The Women’s Health Initiative also conducted a study. Researchers found the diabetes risk increased to 48 percent among women taking the drug.
Statins can raise the levels of liver enzymes called serum alanine aminotransferase (ALT).
Studies have shown this side effect occurs in about 3 percent of patients taking statins. Serious liver damage occurs in about 1 percent. The degree of ALT level elevation can show the seriousness of liver injury.
Studies also show as many as three in every 100 patients taking Crestor experience side effects from elevated liver enzymes.
Liver injury is rare but if it happens, it usually occurs two to four months into Crestor therapy.
Patients who catch liver injury quickly can recover within one to two months after stopping the drug. Recurrence has been reported among people who restart Crestor.
AstraZeneca recommends doctors order blood tests to check patients’ livers before prescribing the drug. The company also tells patients to immediately call their doctors if they experience certain symptoms. These symptoms include feeling tired or weak, pain in the upper belly, skin yellowing, dark urine and yellowing of the whites of the eyes.
Crestor prevents recurrence of ischemic stroke. But it may increase the risk of hemorrhagic strokes.
Several studies have found a higher risk of hemorrhagic stroke in populations with low cholesterol levels. Scientists have not determined the exact cause. But the general hypothesis is that cholesterol may somehow be important to cell-wall integrity.
In other words, low cholesterol levels may increase the risk of blood-vessel rupture.
Cases of cognitive impairment have been reported in patients using Crestor and other statins.

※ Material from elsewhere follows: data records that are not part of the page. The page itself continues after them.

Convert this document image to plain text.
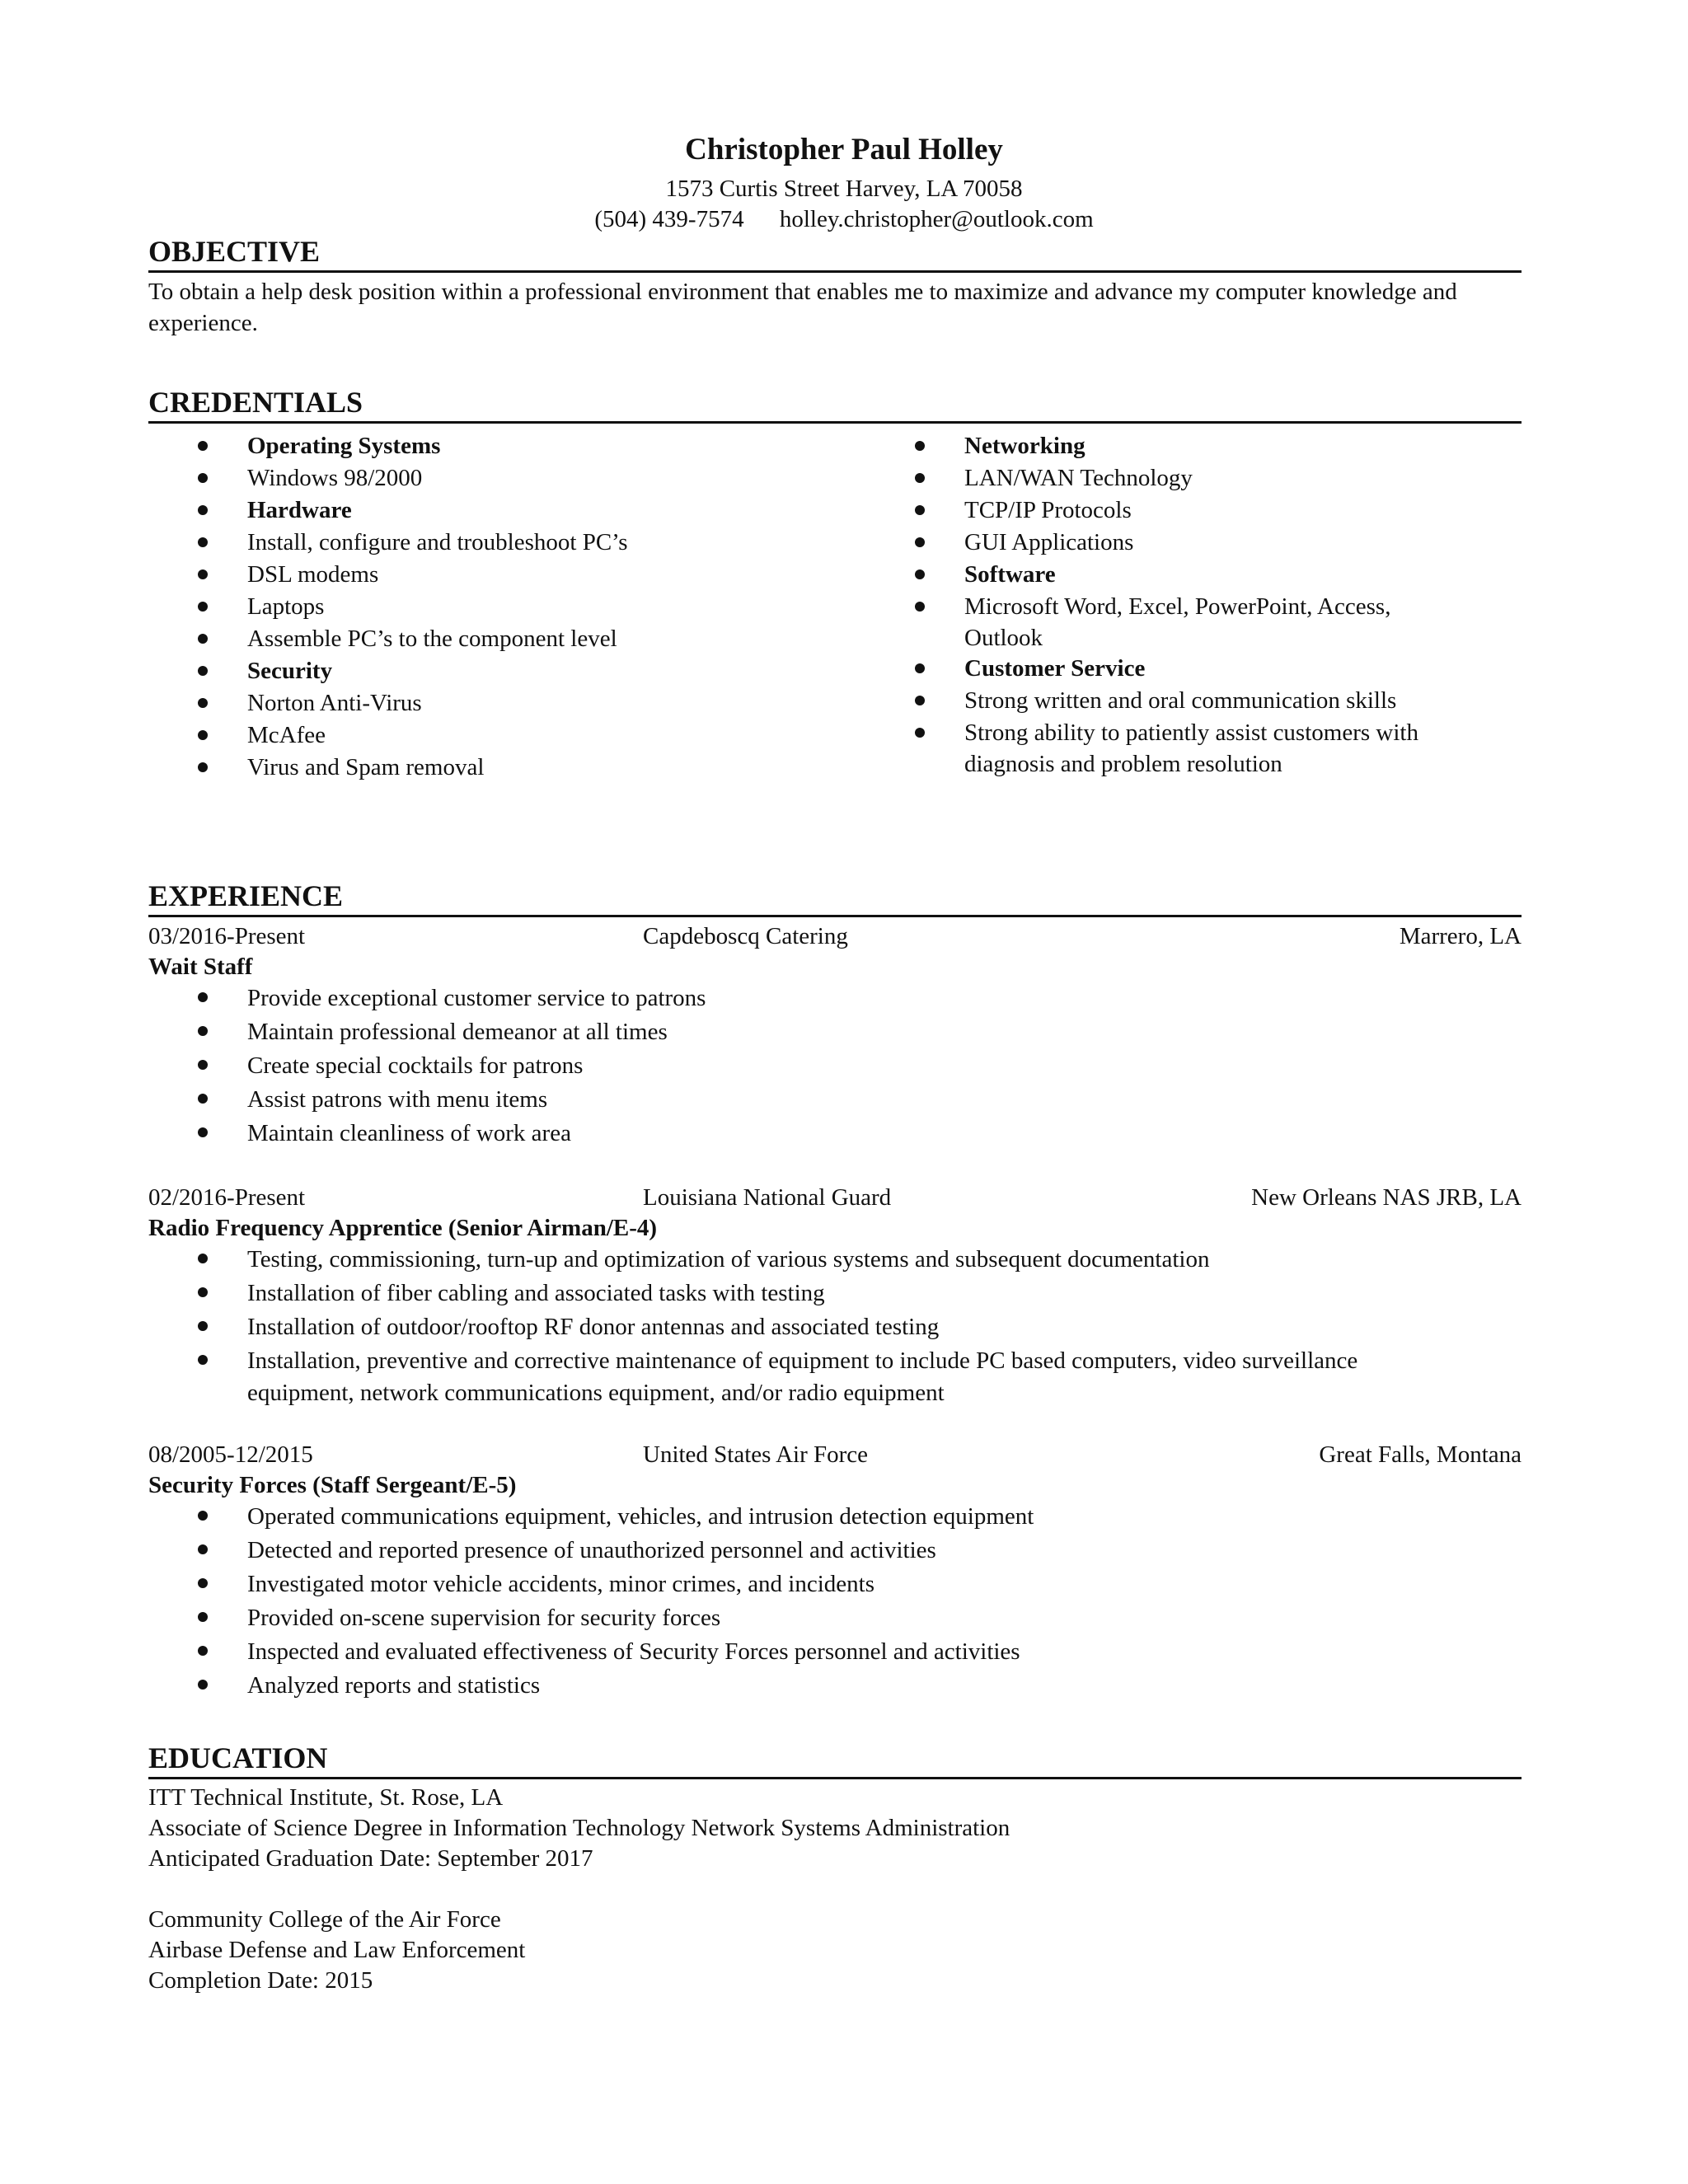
Christopher Paul Holley
1573 Curtis Street Harvey, LA 70058
(504) 439-7574 holley.christopher@outlook.com
OBJECTIVE
To obtain a help desk position within a professional environment that enables me to maximize and advance my computer knowledge and experience.
CREDENTIALS
Operating Systems
Windows 98/2000
Hardware
Install, configure and troubleshoot PC’s
DSL modems
Laptops
Assemble PC’s to the component level
Security
Norton Anti-Virus
McAfee
Virus and Spam removal
Networking
LAN/WAN Technology
TCP/IP Protocols
GUI Applications
Software
Microsoft Word, Excel, PowerPoint, Access,
Outlook
Customer Service
Strong written and oral communication skills
Strong ability to patiently assist customers with
diagnosis and problem resolution
EXPERIENCE
03/2016-Present	Capdeboscq Catering	Marrero, LA
Wait Staff
Provide exceptional customer service to patrons
Maintain professional demeanor at all times
Create special cocktails for patrons
Assist patrons with menu items
Maintain cleanliness of work area
02/2016-Present	Louisiana National Guard	New Orleans NAS JRB, LA
Radio Frequency Apprentice (Senior Airman/E-4)
Testing, commissioning, turn-up and optimization of various systems and subsequent documentation
Installation of fiber cabling and associated tasks with testing
Installation of outdoor/rooftop RF donor antennas and associated testing
Installation, preventive and corrective maintenance of equipment to include PC based computers, video surveillance
equipment, network communications equipment, and/or radio equipment
08/2005-12/2015	United States Air Force	Great Falls, Montana
Security Forces (Staff Sergeant/E-5)
Operated communications equipment, vehicles, and intrusion detection equipment
Detected and reported presence of unauthorized personnel and activities
Investigated motor vehicle accidents, minor crimes, and incidents
Provided on-scene supervision for security forces
Inspected and evaluated effectiveness of Security Forces personnel and activities
Analyzed reports and statistics
EDUCATION
ITT Technical Institute, St. Rose, LA
Associate of Science Degree in Information Technology Network Systems Administration
Anticipated Graduation Date: September 2017
Community College of the Air Force
Airbase Defense and Law Enforcement
Completion Date: 2015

The condition is considered rare. But the FDA required AstraZeneca to add the condition to Crestor’s label. The agency based its decision on studies and adverse event reports.
Reports included cases of memory loss, forgetfulness, amnesia, memory impairment and confusion. Crestor’s label says the conditions can happen at any time after taking Crestor.
The conditions are reversible by discontinuing the drug temporarily. The recovery time averages about three weeks. Patients should not stop taking a prescription drug without consulting a doctor.
In 2015, researchers compared people who took cholesterol medicine with those who didn’t. They found people taking the medicine were nearly four times more likely to report memory loss within 30 days after starting the drug.
Please seek the advice of a medical professional before making health care decisions.